The North Face Fuseform Brigandine 3L Jacket
For starters, the Brigandine was developed with input from legendary skiers Johnny Collinson and Sage Cattabriga-Alosa. Active Junky big mountain skier, speed flier and gear tester Reed Snyderman gave two thumbs up to the Brigandine after charging hard in South America, saying, “This is my favorite kit I’ve tested all trip.” Comfort and confidence are key at the top of big lines, and that’s exactly what testers felt with the lightweight, durable and revolutionary FuseForm construction. Essentially, FuseForm weaves multiple fiber types together, allowing designers to craft fabrics of varying densities and strengths, shaving weight or boosting resistance when needed. The fabric is waffled and pliable to the touch, but it repels water on par with the best shells we’ve tested, all while allowing freeriders to climb, skin, huck and spin with the utmost flexibility. A helmet compatible hood, pit zips, adjustable cuffs plus more standard features – not to mention external flap-covered pockets and sufficient internal storage options – make this jacket as utilitarian as it is performance-oriented.

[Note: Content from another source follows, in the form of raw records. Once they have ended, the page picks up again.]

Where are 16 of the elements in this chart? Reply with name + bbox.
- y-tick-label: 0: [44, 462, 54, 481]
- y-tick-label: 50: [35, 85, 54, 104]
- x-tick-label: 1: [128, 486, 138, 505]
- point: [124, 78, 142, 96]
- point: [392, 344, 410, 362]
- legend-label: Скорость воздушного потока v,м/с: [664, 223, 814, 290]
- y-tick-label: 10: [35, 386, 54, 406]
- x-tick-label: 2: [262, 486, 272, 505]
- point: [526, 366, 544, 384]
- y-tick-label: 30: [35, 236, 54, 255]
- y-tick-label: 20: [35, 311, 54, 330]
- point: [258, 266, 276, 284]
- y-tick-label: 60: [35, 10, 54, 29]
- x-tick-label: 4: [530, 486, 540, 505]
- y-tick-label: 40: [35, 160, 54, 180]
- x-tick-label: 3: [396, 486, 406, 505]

Quiksilver Dark and Stormy Jacket
At a 15K level of waterproofing (smack dab in the middle of the Quiksilver range), the Dark and Stormy holds off everything but the darkest and stormiest of storms. All jokes aside, Dry Flight fabric sheds snow buildup, only soaking through in wet, flaky blizzards or rainfalls that can no longer be described as a “drizzle.” 3M Thinsulate 40g insulation adds a solid heft to the jacket; it’s no backcountry layer, but it handles resort days with ease and steeze to match. Stylistically, this Quik jacket carries over a history of surf and skate with a denim-inspired, faded fabric, defined pocket placement and a leather patch on the lower left hip. “A solid resort jacket,” nodded one tester. “I love the storage capacity, as well as the Goldilocks level of insulation: not too hot, not too cold—just right.”
Best For: all-around resort riding
Quiksilver Lincoln 10K Pants
The Lincoln is a slim-fitting snowboard pant with enough style to please a park rat. Testers took the Lincoln well beyond the ropes of the terrain park, dropping cliffs and throwing slashes in the sidecountry. “The fabrics only 10K,” admitted a tester, “But I’ve been hiking hits in slushy snow and it hasn’t soaked through.” Expected features like the waist adjusters, boot gaiters and thigh vents combine with a retro polyester/elastane fabric and leather embellished zippers for a functional pair of pants with the right amount of flash. Combine these with the Dark and Stormy Jacket for an outerwear kit that’s reasonably priced and 100% stylish.